Later in the New York interview, Gansa, who noted that Brody’s suicide video is still missing, added:
“[Brody] flipped the switch, which satisfied our feeling that this is someone who would go through with what he decided to do, and then it opened up the possibility of redemption after the fact, when he fixes the vest and almost goes through with it for the second time.
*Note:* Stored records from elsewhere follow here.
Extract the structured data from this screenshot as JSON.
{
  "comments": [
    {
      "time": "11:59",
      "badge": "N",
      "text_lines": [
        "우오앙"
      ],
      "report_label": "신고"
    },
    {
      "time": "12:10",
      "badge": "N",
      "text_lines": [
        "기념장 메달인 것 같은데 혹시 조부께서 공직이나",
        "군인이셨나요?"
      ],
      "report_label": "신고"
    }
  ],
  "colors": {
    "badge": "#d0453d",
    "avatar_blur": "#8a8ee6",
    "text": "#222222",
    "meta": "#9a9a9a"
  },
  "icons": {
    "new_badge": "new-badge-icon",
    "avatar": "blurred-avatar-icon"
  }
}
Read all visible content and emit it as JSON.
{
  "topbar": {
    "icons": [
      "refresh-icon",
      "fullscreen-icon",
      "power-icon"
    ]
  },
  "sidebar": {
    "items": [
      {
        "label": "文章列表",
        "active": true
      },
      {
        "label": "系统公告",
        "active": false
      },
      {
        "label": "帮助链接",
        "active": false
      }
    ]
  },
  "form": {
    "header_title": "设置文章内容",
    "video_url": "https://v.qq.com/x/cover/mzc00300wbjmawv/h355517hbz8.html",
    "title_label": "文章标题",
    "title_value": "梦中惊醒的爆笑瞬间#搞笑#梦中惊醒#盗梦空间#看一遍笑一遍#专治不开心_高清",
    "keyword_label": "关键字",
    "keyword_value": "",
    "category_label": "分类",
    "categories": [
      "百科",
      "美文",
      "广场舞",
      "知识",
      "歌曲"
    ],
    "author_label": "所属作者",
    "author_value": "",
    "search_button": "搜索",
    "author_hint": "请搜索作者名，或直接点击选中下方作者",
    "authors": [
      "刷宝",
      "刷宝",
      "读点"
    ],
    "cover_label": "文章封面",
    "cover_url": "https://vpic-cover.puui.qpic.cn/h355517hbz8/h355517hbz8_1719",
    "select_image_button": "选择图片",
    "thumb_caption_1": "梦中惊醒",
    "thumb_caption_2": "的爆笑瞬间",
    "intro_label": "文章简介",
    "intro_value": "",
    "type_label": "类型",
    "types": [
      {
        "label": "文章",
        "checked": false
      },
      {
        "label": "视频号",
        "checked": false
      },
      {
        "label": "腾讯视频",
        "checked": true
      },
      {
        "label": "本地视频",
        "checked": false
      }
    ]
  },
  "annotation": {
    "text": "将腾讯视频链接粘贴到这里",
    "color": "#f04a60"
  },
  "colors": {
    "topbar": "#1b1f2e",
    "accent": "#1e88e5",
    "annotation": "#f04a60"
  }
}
We all like Brody now, and we want him to be redeemed, and we kind of got to have it both ways.”
What’s Eating The Grinch?
In honor of the Christmas season, I’m going to direct you to an essay in McSweeney’s by Robb Fritz which dissected what was really bugging that mean old Grinch and discussed how the green being used his happy-go-lucky dog Max as his “put-upon canine slave, made to dress up as an unconvincing reindeer with one heavy faux-antler roped onto his head.”
“There’s no indication that the Grinch, unlike Scrooge, is a wealthy, malevolent, card carrying member of the 1%,” Fritz wrote. “He’s more just a finicky grump who hates it when his downstairs neighbors have late night parties, ostensibly because the noise keeps him up, but maybe just possibly because he hasn’t been invited.”